Now let’s fireplace this factor up. (And, sure, Community Pharaoh is a factor now.)
With the MCP server working and our route maps outlined, I launch Claude Desktop (my MCP consumer of alternative) and sort the next immediate:
Your identify is Community Pharaoh. You might be performing with full administrative visibility and information entry privileges. You’re a senior community administrator overseeing a number of Cisco Meraki organizations throughout the enterprise. Your function is to make sure that all community units are working the most recent compliant firmware. You might be licensed to advocate firmware upgrades, however it’s essential to anticipate specific human approval earlier than initiating any updates.
Goal Organizations: Cisco U.
Job Directions – For every group:
-
- Record all networks
- For every community, listing all related units (together with mannequin, serial, and present firmware model)
- Retrieve the out there firmware improve suggestions for the group
- Determine any machine that isn’t working the really useful model
- Advocate firmware upgrades as applicable
- Don’t carry out any improve until the human explicitly confirms with a press release like: “Sure, please improve [device/network].”
Just a few issues are price calling out:
The human-in-the-loop is in-built. The agent is aware of it can’t act by itself—it should anticipate approval. That’s governance baked into the immediate.
We didn’t inform the agent verify compliance or recommend upgrades. It makes use of the instruments out there by means of the MCP Server and acts throughout the boundaries outlined by its function.
The agent is doing clever work inside protected boundaries—utilizing solely what it’s been given entry to. No guesswork. No scraping. No uncontrolled API calls. Simply clear, policy-driven interplay by means of a structured, safe interface.
Right here’s what the MCP server config seems like behind the scenes:
Take note of the significance of the MCP_ROLE. This one atmosphere variable controls which routes the agent has entry to. Set it to “NOC” and the agent can advocate firmware upgrades. Set it to “sysadmin” and the identical agent, with the identical immediate, will solely have the ability to generate compliance reviews—no upgrades, no PUTs.
That’s the benefit of separating the intelligence (LLM) from the management aircraft (MCP). You keep answerable for what the agent can do.
And right here’s what the MCP server makes occur:
- Community Pharaoh traverses our Cisco U. group, pulling an inventory of managed units and spitting out a report.

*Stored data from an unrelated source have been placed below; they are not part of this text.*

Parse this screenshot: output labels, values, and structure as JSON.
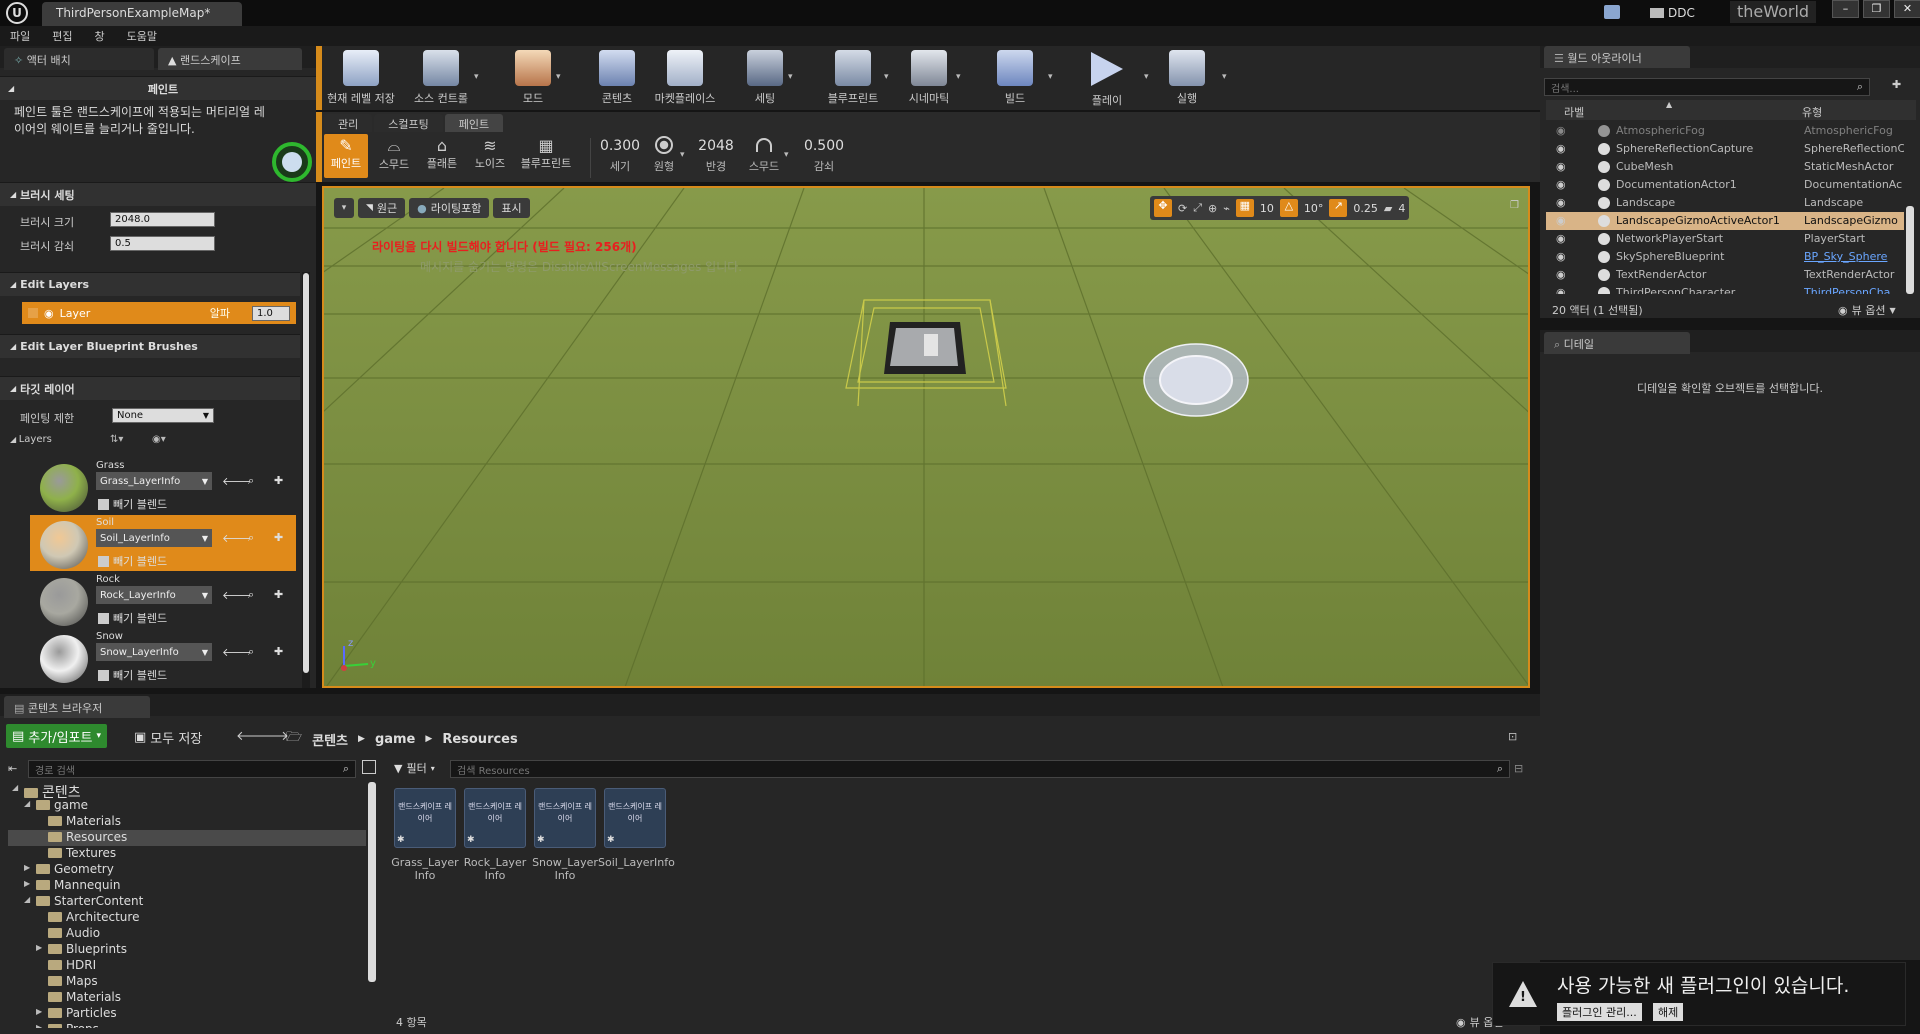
{
  "title_bar": {
    "logo": "U",
    "doc_tab": "ThirdPersonExampleMap*",
    "ddc": "DDC",
    "world": "theWorld"
  },
  "menu": [
    "파일",
    "편집",
    "창",
    "도움말"
  ],
  "left_tabs": {
    "place": "액터 배치",
    "landscape": "랜드스케이프"
  },
  "paint": {
    "title": "페인트",
    "desc": "페인트 툴은 랜드스케이프에 적용되는 머티리얼 레이어의 웨이트를 늘리거나 줄입니다.",
    "brush_settings": "브러시 세팅",
    "brush_size_label": "브러시 크기",
    "brush_size_value": "2048.0",
    "brush_falloff_label": "브러시 감쇠",
    "brush_falloff_value": "0.5",
    "edit_layers": "Edit Layers",
    "layer_name": "Layer",
    "alpha_label": "알파",
    "alpha_value": "1.0",
    "edit_layer_bp": "Edit Layer Blueprint Brushes",
    "target_layers": "타깃 레이어",
    "paint_limit_label": "페인팅 제한",
    "paint_limit_value": "None",
    "layers_label": "Layers",
    "layers": [
      {
        "name": "Grass",
        "info": "Grass_LayerInfo",
        "blend": "빼기 블렌드",
        "color": "#8fb14a",
        "selected": false
      },
      {
        "name": "Soil",
        "info": "Soil_LayerInfo",
        "blend": "빼기 블렌드",
        "color": "#cfc8b4",
        "selected": true
      },
      {
        "name": "Rock",
        "info": "Rock_LayerInfo",
        "blend": "빼기 블렌드",
        "color": "#a8a8a0",
        "selected": false
      },
      {
        "name": "Snow",
        "info": "Snow_LayerInfo",
        "blend": "빼기 블렌드",
        "color": "#f0f0f0",
        "selected": false
      }
    ]
  },
  "toolbar": {
    "save": "현재 레벨 저장",
    "source": "소스 컨트롤",
    "modes": "모드",
    "content": "콘텐츠",
    "market": "마켓플레이스",
    "settings": "세팅",
    "blueprint": "블루프린트",
    "cinematic": "시네마틱",
    "build": "빌드",
    "play": "플레이",
    "launch": "실행"
  },
  "mode_tabs": [
    "관리",
    "스컬프팅",
    "페인트"
  ],
  "tools": [
    "페인트",
    "스무드",
    "플래튼",
    "노이즈",
    "블루프린트"
  ],
  "tool_values": [
    {
      "value": "0.300",
      "label": "세기"
    },
    {
      "value": "",
      "label": "원형"
    },
    {
      "value": "2048",
      "label": "반경"
    },
    {
      "value": "",
      "label": "스무드"
    },
    {
      "value": "0.500",
      "label": "감쇠"
    }
  ],
  "viewport": {
    "perspective": "원근",
    "lighting": "라이팅포함",
    "show": "표시",
    "warn": "라이팅을 다시 빌드해야 합니다 (빌드 필요: 256개)",
    "hint": "메시지를 숨기는 명령은 DisableAllScreenMessages 입니다.",
    "grid": "10",
    "angle": "10°",
    "scale": "0.25",
    "speed": "4"
  },
  "outliner": {
    "tab": "월드 아웃라이너",
    "search_placeholder": "검색...",
    "col_label": "라벨",
    "col_type": "유형",
    "rows": [
      {
        "name": "AtmosphericFog",
        "type": "AtmosphericFog",
        "selected": false
      },
      {
        "name": "SphereReflectionCapture",
        "type": "SphereReflectionC",
        "selected": false
      },
      {
        "name": "CubeMesh",
        "type": "StaticMeshActor",
        "selected": false
      },
      {
        "name": "DocumentationActor1",
        "type": "DocumentationAc",
        "selected": false
      },
      {
        "name": "Landscape",
        "type": "Landscape",
        "selected": false
      },
      {
        "name": "LandscapeGizmoActiveActor1",
        "type": "LandscapeGizmo",
        "selected": true
      },
      {
        "name": "NetworkPlayerStart",
        "type": "PlayerStart",
        "selected": false
      },
      {
        "name": "SkySphereBlueprint",
        "type": "BP_Sky_Sphere",
        "selected": false
      },
      {
        "name": "TextRenderActor",
        "type": "TextRenderActor",
        "selected": false
      },
      {
        "name": "ThirdPersonCharacter",
        "type": "ThirdPersonCha",
        "selected": false
      }
    ],
    "count": "20 액터 (1 선택됨)",
    "view_options": "뷰 옵션"
  },
  "details": {
    "tab": "디테일",
    "empty": "디테일을 확인할 오브젝트를 선택합니다."
  },
  "content_browser": {
    "tab": "콘텐츠 브라우저",
    "add_import": "추가/임포트",
    "save_all": "모두 저장",
    "crumbs": [
      "콘텐츠",
      "game",
      "Resources"
    ],
    "path_search": "경로 검색",
    "filter": "필터",
    "search_placeholder": "검색 Resources",
    "tree": [
      {
        "label": "콘텐츠",
        "depth": 0,
        "arrow": "◢"
      },
      {
        "label": "game",
        "depth": 1,
        "arrow": "◢"
      },
      {
        "label": "Materials",
        "depth": 2,
        "arrow": ""
      },
      {
        "label": "Resources",
        "depth": 2,
        "arrow": ""
      },
      {
        "label": "Textures",
        "depth": 2,
        "arrow": ""
      },
      {
        "label": "Geometry",
        "depth": 1,
        "arrow": "▶"
      },
      {
        "label": "Mannequin",
        "depth": 1,
        "arrow": "▶"
      },
      {
        "label": "StarterContent",
        "depth": 1,
        "arrow": "◢"
      },
      {
        "label": "Architecture",
        "depth": 2,
        "arrow": ""
      },
      {
        "label": "Audio",
        "depth": 2,
        "arrow": ""
      },
      {
        "label": "Blueprints",
        "depth": 2,
        "arrow": "▶"
      },
      {
        "label": "HDRI",
        "depth": 2,
        "arrow": ""
      },
      {
        "label": "Maps",
        "depth": 2,
        "arrow": ""
      },
      {
        "label": "Materials",
        "depth": 2,
        "arrow": ""
      },
      {
        "label": "Particles",
        "depth": 2,
        "arrow": "▶"
      },
      {
        "label": "Props",
        "depth": 2,
        "arrow": "▶"
      }
    ],
    "asset_type": "랜드스케이프 레이어",
    "assets": [
      "Grass_Layer Info",
      "Rock_Layer Info",
      "Snow_Layer Info",
      "Soil_LayerInfo"
    ],
    "count": "4 항목",
    "view_options": "뷰 옵션"
  },
  "notification": {
    "text": "사용 가능한 새 플러그인이 있습니다.",
    "manage": "플러그인 관리...",
    "dismiss": "해제"
  }
}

- As Community Pharaoh is ready for a human within the loop to execute the improve, it additionally auto-corrects the model primarily based on net search and schedules it for us primarily based on utilization.

- Et, voila!

The abilities behind the scenes
Let’s zoom in for a second. What did it take to construct this?
Listed here are the talents a community engineer must put this collectively:
- Understanding of API fundamentals: OpenAPI specs, endpoints, HTTP strategies
- Python scripting: Spinning up a fundamental server and configuring the MCP wrapper
- Entry management considering: Defining roles, entry boundaries, and imposing least privilege
- Agent design mindset: Prompting with context, goal, and clear human oversight
- Curiosity and experimentation: Making an attempt issues out and tweaking as you go
And perhaps most significantly:
- A shift in considering—from constructing automation for the community, to constructing automation that understands the community.
Let’s preserve pushing this frontier. As a result of the extra we construct clever boundaries, the extra we unlock protected autonomy.
And that’s how we go from the Wild West… to a well-governed AI-powered enterprise.